Decisão foi anunciada na quarta-feira (14). Entidades foram multadas em quase de R$ 2,1 milhões. Conselhos de Odontologia e de Farmácia dizem que pretendem recorrer.
O Tribunal do Conselho Administrativo de Defesa Econômica (Cade) condenou o Conselho Federal de Medicina Veterinária (CFMV), o Conselho Federal de Odontologia (CFO) e o Conselho Federal de Farmácia (CFF) por “conduta anticompetitiva” contra profissionais egressos da modalidade de ensino a distância (EaD).
As entidades foram multadas em quase R$ 2,1 milhões por orientações que restringiam o registro profissional de egressos do EaD.
- O Conselho Federal de Farmácia foi multado em R$ 1,3 milhão e pretende recorrer.
- O Conselho Federal de Medicina Veterinária foi multado em R$ 200 mil.
- O Conselho Federal de Odontologia teve multa fixada em R$ 581 mil. Órgão diz que estuda medidas judiciais.
O Conselho Federal de Farmácia foi condenado por um ofício editado pela entidade que teria prejudicado a concorrência de instituições de ensino superior que ofereciam graduação em Farmácia na modalidade EaD.
O Cade justificou que “a entidade orientava que os conselhos regionais não registrassem profissionais graduados em cursos de farmácia em instituições de ensino superior na modalidade a distância”, reduzindo, assim, a procura por cursos da área na modalidade.
Gustavo Augusto, integrante do Cade e relator do caso, argumentou que o CFF tentou impedir o exercício profissional de quem cursou a modalidade EaD, mesmo em instituições credenciadas e reconhecidas pelo MEC, o que poderia caracterizar uma “infração à ordem econômica”.
A entidade foi multada em R$ 1,3 milhão e não poderá orientar ou sugerir a inibição de registros de profissionais formados por cursos EaD.
O Conselho Federal de Odontologia foi condenado em um processo administrativo instaurado em 2023 pela Superintendência-Geral do Cade que apurou uma resolução que proibia o registro profissional a dentistas formados integralmente a distância.
A conselheira relatora do caso, Camila Pires-Alves, declarou que a entidade “ultrapassou os limites de sua competência ao não reconhecer a validade de diplomas admitidos pelo MEC, criando barreiras à entrada de profissionais na área”.
Além de uma multa de R$ 581 mil, o CFO também teve a resolução revogada e não poderá criar novos regulamentos na mesma linha.
Já o Conselho Federal de Medicina Veterinária foi condenado por editar normas que comprometeram a livre concorrência nos mercados de serviços de medicina veterinária e de cursos superiores EaD da área.
O caso foi investigado após uma denúncia da Associação Nacional das Universidades Particulares (Anup) em 2022. A entidade entendeu que o conteúdo das normas extrapolava as competências legais do órgão e interferia na regulação de cursos EaD.

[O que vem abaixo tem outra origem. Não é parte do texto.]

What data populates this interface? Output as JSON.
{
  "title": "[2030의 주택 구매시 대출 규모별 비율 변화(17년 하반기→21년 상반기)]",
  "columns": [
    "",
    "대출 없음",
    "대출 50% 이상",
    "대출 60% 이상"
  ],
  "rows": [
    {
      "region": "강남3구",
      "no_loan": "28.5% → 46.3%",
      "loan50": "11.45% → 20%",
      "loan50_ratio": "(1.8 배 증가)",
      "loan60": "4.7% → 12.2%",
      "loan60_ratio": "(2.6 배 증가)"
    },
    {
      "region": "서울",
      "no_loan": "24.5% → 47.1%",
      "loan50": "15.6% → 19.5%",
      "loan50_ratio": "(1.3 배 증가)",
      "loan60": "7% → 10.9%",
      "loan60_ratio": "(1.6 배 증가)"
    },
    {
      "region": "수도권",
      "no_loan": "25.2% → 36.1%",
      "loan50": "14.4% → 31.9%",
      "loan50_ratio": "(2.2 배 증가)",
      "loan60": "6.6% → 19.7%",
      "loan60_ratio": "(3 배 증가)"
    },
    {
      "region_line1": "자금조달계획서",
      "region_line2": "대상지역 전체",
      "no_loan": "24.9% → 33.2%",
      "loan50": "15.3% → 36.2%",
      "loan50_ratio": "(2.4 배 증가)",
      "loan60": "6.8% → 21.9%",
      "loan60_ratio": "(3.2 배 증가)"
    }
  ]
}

Victor Fernandes, conselheiro relator do caso, concluiu que a resolução “criou barreiras à entrada, dificultando o acesso ao mercado, o que configura infração à ordem econômica”, e fixou uma multa no valor de R$ 200 mil.
A ANUP comemorou as condenações. “A decisão representa uma vitória institucional em defesa da livre concorrência, do respeito à legislação educacional vigente e da valorização da formação superior em todas as modalidades reconhecidas pelo MEC”, diz em nota.
O diretor executivo do Sindicato das Entidades Mantenedoras de Estabelecimentos de Ensino Superior (Semesp), Rodrigo Capelato, também apoiou a decisão do Cade pela condenação.